Anyway, here’s one thing I, inadvertently, remembered… “You get what you give”. It was not quite as colorful as “if you throw something at a pregnant woman the mice will eat your clothes”. Or, “be careful what you say in public because you never know who is sitting next to you.” But it was shorter. So, what made me think about it?
Recently, I had a dream about a former friend (you will soon understand why she is former), who told me that she had a dream that her whole family was killed in a car accident. How horrible,” I said, “No” she corrected me, “it was like a dream come true”.
Then I had another conversation with a friend who’s mom just died. “I wish I could care”, she said, “but we never had any kind of a relationship, so I don’t feel anything.” Then, as an afterthought she added, “You know, I bet my kids feel the same way about me. We were never close. In fact, I was just like with my mom. I didn’t have much time for them while they were growing up, and now that they are adults, they don’t have much time for me. Oh well, live and learn.” Obviously, she didn’t.
At lunch today, we were talking about public service. My lunch companion remarked that he thought public service was a hoax. That it was a profession for people who couldn’t do anything else – like be lawyers or doctors. The old, “Those who can do. Those who can’t, teach. The conversation was over before it became an argument. Public service is a way to make a difference… to make the world a better place to live... Blah, blah, blah. When I was a corporate executive, I thought you were supposed to use your expense account to buy your friends wonderful lunches and dinners … Clearly, a case of good public servant gone awry.

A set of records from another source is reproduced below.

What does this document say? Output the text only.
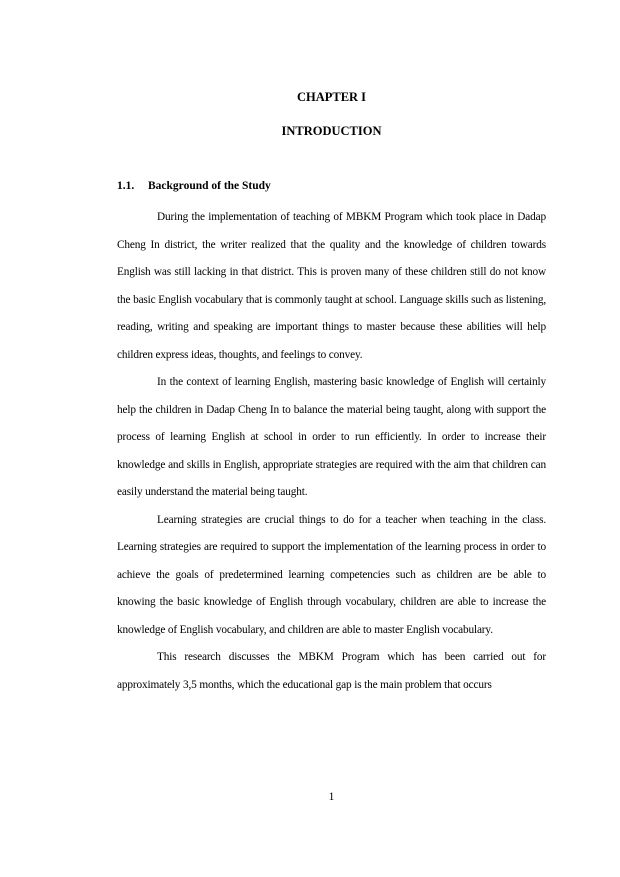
CHAPTER I
INTRODUCTION
1.1. Background of the Study

During the implementation of teaching of MBKM Program which took place in Dadap Cheng In district, the writer realized that the quality and the knowledge of children towards English was still lacking in that district. This is proven many of these children still do not know the basic English vocabulary that is commonly taught at school. Language skills such as listening, reading, writing and speaking are important things to master because these abilities will help children express ideas, thoughts, and feelings to convey.

In the context of learning English, mastering basic knowledge of English will certainly help the children in Dadap Cheng In to balance the material being taught, along with support the process of learning English at school in order to run efficiently. In order to increase their knowledge and skills in English, appropriate strategies are required with the aim that children can easily understand the material being taught.

Learning strategies are crucial things to do for a teacher when teaching in the class. Learning strategies are required to support the implementation of the learning process in order to achieve the goals of predetermined learning competencies such as children are be able to knowing the basic knowledge of English through vocabulary, children are able to increase the knowledge of English vocabulary, and children are able to master English vocabulary.

This research discusses the MBKM Program which has been carried out for approximately 3,5 months, which the educational gap is the main problem that occurs

1
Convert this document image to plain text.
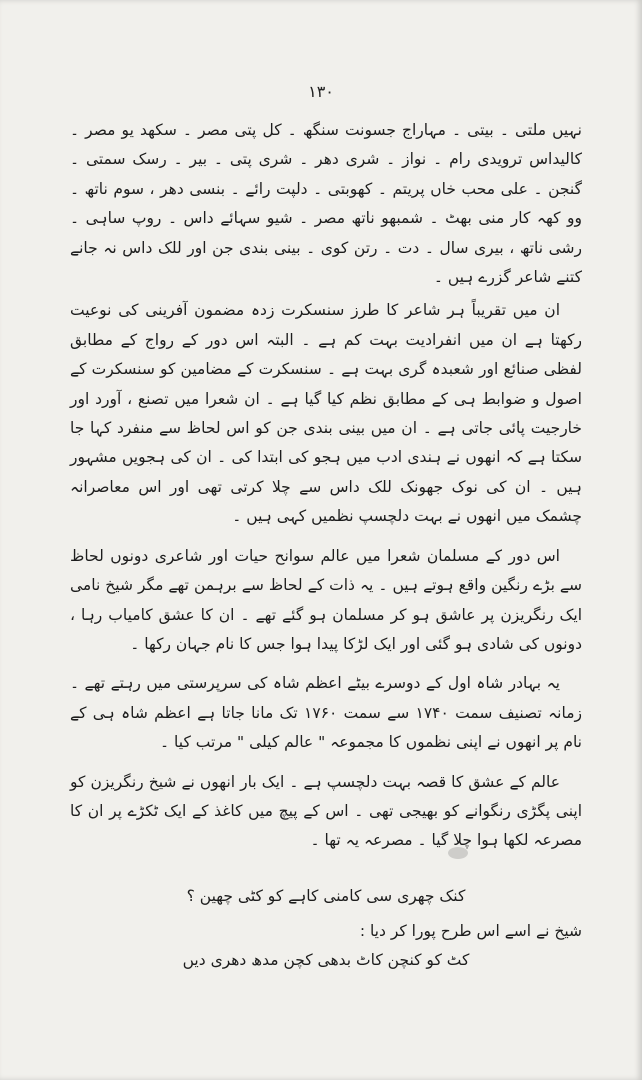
۱۳۰

نہیں ملتی ۔ بیتی ۔ مہاراج جسونت سنگھ ۔ کل پتی مصر ۔ سکھد یو مصر ۔ کالیداس ترویدی رام ۔ نواز ۔ شری دھر ۔ شری پتی ۔ بیر ۔ رسک سمتی ۔ گنجن ۔ علی محب خاں پریتم ۔ کھوبتی ۔ دلپت رائے ۔ بنسی دھر ، سوم ناتھ ۔ وو کھہ کار منی بھٹ ۔ شمبھو ناتھ مصر ۔ شیو سہائے داس ۔ روپ ساہی ۔ رشی ناتھ ، بیری سال ۔ دت ۔ رتن کوی ۔ بینی بندی جن اور للک داس نہ جانے کتنے شاعر گزرے ہیں ۔

ان میں تقریباً ہر شاعر کا طرز سنسکرت زدہ مضمون آفرینی کی نوعیت رکھتا ہے ان میں انفرادیت بہت کم ہے ۔ البتہ اس دور کے رواج کے مطابق لفظی صنائع اور شعبدہ گری بہت ہے ۔ سنسکرت کے مضامین کو سنسکرت کے اصول و ضوابط ہی کے مطابق نظم کیا گیا ہے ۔ ان شعرا میں تصنع ، آورد اور خارجیت پائی جاتی ہے ۔ ان میں بینی بندی جن کو اس لحاظ سے منفرد کہا جا سکتا ہے کہ انھوں نے ہندی ادب میں ہجو کی ابتدا کی ۔ ان کی ہجویں مشہور ہیں ۔ ان کی نوک جھونک للک داس سے چلا کرتی تھی اور اس معاصرانہ چشمک میں انھوں نے بہت دلچسپ نظمیں کہی ہیں ۔

اس دور کے مسلمان شعرا میں عالم سوانح حیات اور شاعری دونوں لحاظ سے بڑے رنگین واقع ہوتے ہیں ۔ یہ ذات کے لحاظ سے برہمن تھے مگر شیخ نامی ایک رنگریزن پر عاشق ہو کر مسلمان ہو گئے تھے ۔ ان کا عشق کامیاب رہا ، دونوں کی شادی ہو گئی اور ایک لڑکا پیدا ہوا جس کا نام جہان رکھا ۔

یہ بہادر شاہ اول کے دوسرے بیٹے اعظم شاہ کی سرپرستی میں رہتے تھے ۔ زمانہ تصنیف سمت ۱۷۴۰ سے سمت ۱۷۶۰ تک مانا جاتا ہے اعظم شاہ ہی کے نام پر انھوں نے اپنی نظموں کا مجموعہ " عالم کیلی " مرتب کیا ۔

عالم کے عشق کا قصہ بہت دلچسپ ہے ۔ ایک بار انھوں نے شیخ رنگریزن کو اپنی پگڑی رنگوانے کو بھیجی تھی ۔ اس کے پیچ میں کاغذ کے ایک ٹکڑے پر ان کا مصرعہ لکھا ہوا چلا گیا ۔ مصرعہ یہ تھا ۔

کنک چھری سی کامنی کاہے کو کٹی چھین ؟
شیخ نے اسے اس طرح پورا کر دیا :
کٹ کو کنچن کاٹ بدھی کچن مدھ دھری دیں
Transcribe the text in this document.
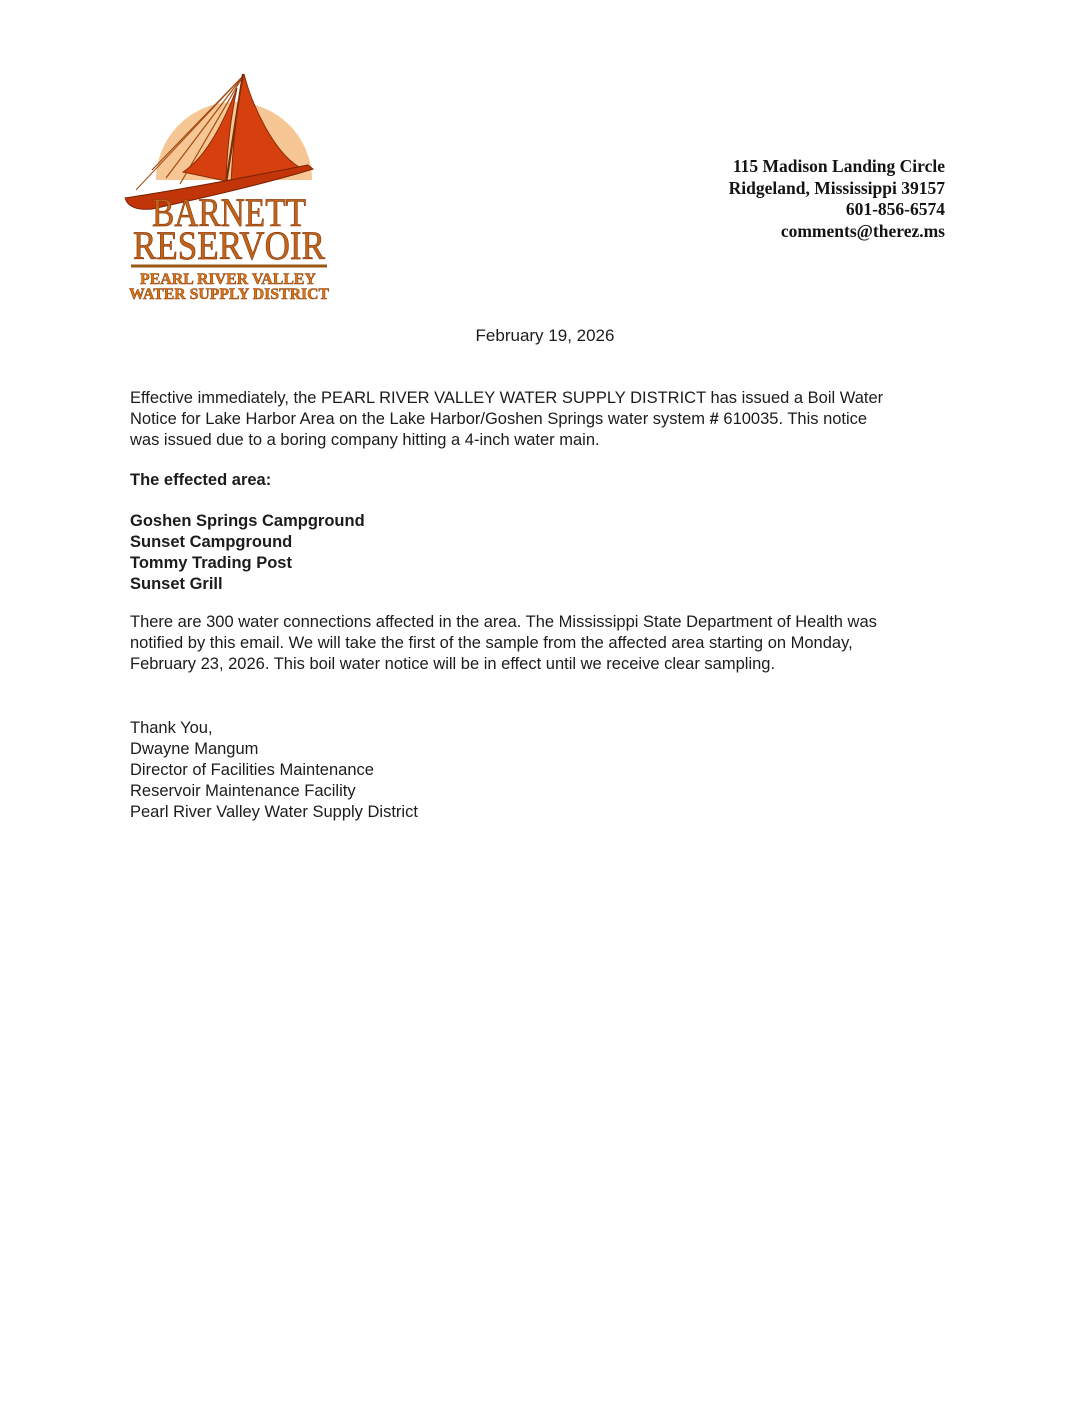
BARNETT
RESERVOIR
PEARL RIVER VALLEY
WATER SUPPLY DISTRICT
115 Madison Landing Circle
Ridgeland, Mississippi 39157
601-856-6574
comments@therez.ms
February 19, 2026
Effective immediately, the PEARL RIVER VALLEY WATER SUPPLY DISTRICT has issued a Boil Water
Notice for Lake Harbor Area on the Lake Harbor/Goshen Springs water system # 610035. This notice
was issued due to a boring company hitting a 4-inch water main.
The effected area:
Goshen Springs Campground
Sunset Campground
Tommy Trading Post
Sunset Grill
There are 300 water connections affected in the area. The Mississippi State Department of Health was
notified by this email. We will take the first of the sample from the affected area starting on Monday,
February 23, 2026. This boil water notice will be in effect until we receive clear sampling.
Thank You,
Dwayne Mangum
Director of Facilities Maintenance
Reservoir Maintenance Facility
Pearl River Valley Water Supply District
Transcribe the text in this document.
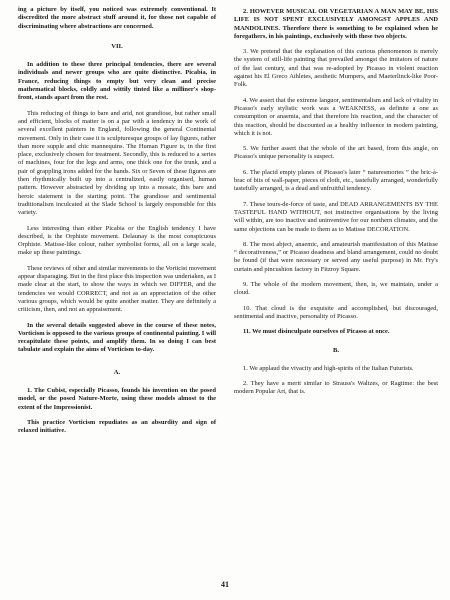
ing a picture by itself, you noticed was extremely conventional. It discredited the more abstract stuff around it, for those not capable of discriminating where abstractions are concerned.

VII.

In addition to these three principal tendencies, there are several individuals and newer groups who are quite distinctive. Picabia, in France, reducing things to empty but very clean and precise mathematical blocks, coldly and wittily tinted like a milliner's shop-front, stands apart from the rest.

This reducing of things to bare and arid, not grandiose, but rather small and efficient, blocks of matter is on a par with a tendency in the work of several excellent painters in England, following the general Continental movement. Only in their case it is sculpturesque groups of lay figures, rather than more supple and chic mannequins. The Human Figure is, in the first place, exclusively chosen for treatment. Secondly, this is reduced to a series of machines, four for the legs and arms, one thick one for the trunk, and a pair of grappling irons added for the hands. Six or Seven of these figures are then rhythmically built up into a centralized, easily organised, human pattern. However abstracted by dividing up into a mosaic, this bare and heroic statement is the starting point. The grandiose and sentimental traditionalism inculcated at the Slade School is largely responsible for this variety.

Less interesting than either Picabia or the English tendency I have described, is the Orphiste movement. Delaunay is the most conspicuous Orphiste. Matisse-like colour, rather symbolist forms, all on a large scale, make up these paintings.

These reviews of other and similar movements to the Vorticist movement appear disparaging. But in the first place this inspection was undertaken, as I made clear at the start, to show the ways in which we DIFFER, and the tendencies we would CORRECT, and not as an appreciation of the other various groups, which would be quite another matter. They are definitely a criticism, then, and not an appraisement.

In the several details suggested above in the course of these notes, Vorticism is opposed to the various groups of continental painting. I will recapitulate these points, and amplify them. In so doing I can best tabulate and explain the aims of Vorticism to-day.

A.

1. The Cubist, especially Picasso, founds his invention on the posed model, or the posed Nature-Morte, using these models almost to the extent of the Impressionist.

This practice Vorticism repudiates as an absurdity and sign of relaxed initiative.

2. HOWEVER MUSICAL OR VEGETARIAN A MAN MAY BE, HIS LIFE IS NOT SPENT EXCLUSIVELY AMONGST APPLES AND MANDOLINES. Therefore there is something to be explained when he foregathers, in his paintings, exclusively with these two objects.

3. We pretend that the explanation of this curious phenomenon is merely the system of still-life painting that prevailed amongst the imitators of nature of the last century, and that was re-adopted by Picasso in violent reaction against his El Greco Athletes, aesthetic Mumpers, and Maeterlinck-like Poor-Folk.

4. We assert that the extreme languor, sentimentalism and lack of vitality in Picasso's early stylistic work was a WEAKNESS, as definite a one as consumption or anaemia, and that therefore his reaction, and the character of this reaction, should be discounted as a healthy influence in modern painting, which it is not.

5. We further assert that the whole of the art based, from this angle, on Picasso's unique personality is suspect.

6. The placid empty planes of Picasso's later “ naturesmortes ” the bric-à-brac of bits of wall-paper, pieces of cloth, etc., tastefully arranged, wonderfully tastefully arranged, is a dead and unfruitful tendency.

7. These tours-de-force of taste, and DEAD ARRANGEMENTS BY THE TASTEFUL HAND WITHOUT, not instinctive organisations by the living will within, are too inactive and uninventive for our northern climates, and the same objections can be made to them as to Matisse DECORATION.

8. The most abject, anaemic, and amateurish manifestation of this Matisse “ decorativeness,” or Picasso deadness and bland arrangement, could no doubt be found (if that were necessary or served any useful purpose) in Mr. Fry's curtain and pincushion factory in Fitzroy Square.

9. The whole of the modern movement, then, is, we maintain, under a cloud.

10. That cloud is the exquisite and accomplished, but discouraged, sentimental and inactive, personality of Picasso.

11. We must disinculpate ourselves of Picasso at once.

B.

1. We applaud the vivacity and high-spirits of the Italian Futurists.

2. They have a merit similar to Strauss's Waltzes, or Ragtime: the best modern Popular Art, that is.

41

To tell you the truth, (as per the first paragraph), the whole concept of “you get what you give” is somewhat confusing. Our parents loved us unconditionally. If we were in trouble, they managed to get us out of it. If we needed, or just wanted something, there was no question that we would have it. They were not “on” us 24/7 (they had their own lives and allowed us to play without constant supervision), but we never doubted their passion about parenthood. And because we were a large extended family there was always some adult or almost adult lurking in the background. We learned at an early age that giving, always proceeded getting.